Hydrogen Peroxide decomposes to produce oxygen gas and water, What mass of hydrogen peroxide (H2O2) nust decompose to produce 0.77 grams of water?

1. Write a balanced equation :

2H^2O^2---O^2+ 2H^2O
2. Find the molar mass (g/mol) of each:
34.02 32.00 18.02
3. Divide grams water by the molar mass of water:
.77g (1mol/18.02g) ~ .0427 mols
4. Use the mole ratios to find the number of hydrogen peroxide moles:
2H^2O^2---O^2+ 2H^2O; they are the same.
5. Multiply moles by molar mass of hydrogen peroxide.
.0427 mol (34.02g/1mol)
6. Answer
1.454g H^2O^2

Just follow the steps in this worked example.

http://www.jiskha.com/science/chemistry/stoichiometry.html

thanks bae

To solve this problem, we can use the concept of stoichiometry. Stoichiometry allows us to relate the quantities of reactants and products in a chemical reaction.

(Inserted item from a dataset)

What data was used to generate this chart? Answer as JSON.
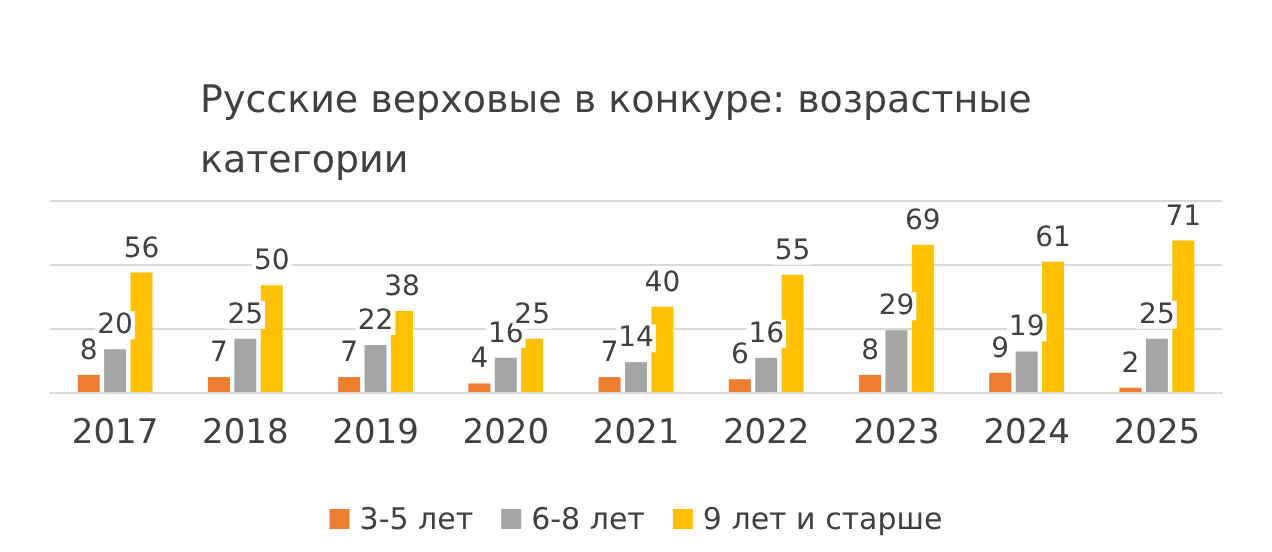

The balanced chemical equation for the decomposition of hydrogen peroxide is:

2 H2O2 → 2 H2O + O2

From the balanced equation, we can see that for every 2 moles of H2O2 decomposed, we obtain 2 moles of H2O and 1 mole of O2.

Now, let's calculate the molar mass of water (H2O) to determine the number of moles produced.

H: 1.01 g/mol (hydrogen)
O: 16.00 g/mol (oxygen)

Total molar mass = 2(1.01) + 16.00 = 18.02 g/mol

Now, let's calculate the number of moles of water produced:

0.77 g ÷ 18.02 g/mol ≈ 0.043 mole

Since the ratio of H2O2 to H2O is 2:2 (or 1:1), the number of moles of H2O2 decomposed must also be 0.043 mole.

Finally, let's calculate the mass of hydrogen peroxide decomposed:

Mass of H2O2 = molar mass × moles
= 34.01 g/mol × 0.043 mole
≈ 1.46 grams

Therefore, approximately 1.46 grams of hydrogen peroxide must decompose to produce 0.77 grams of water.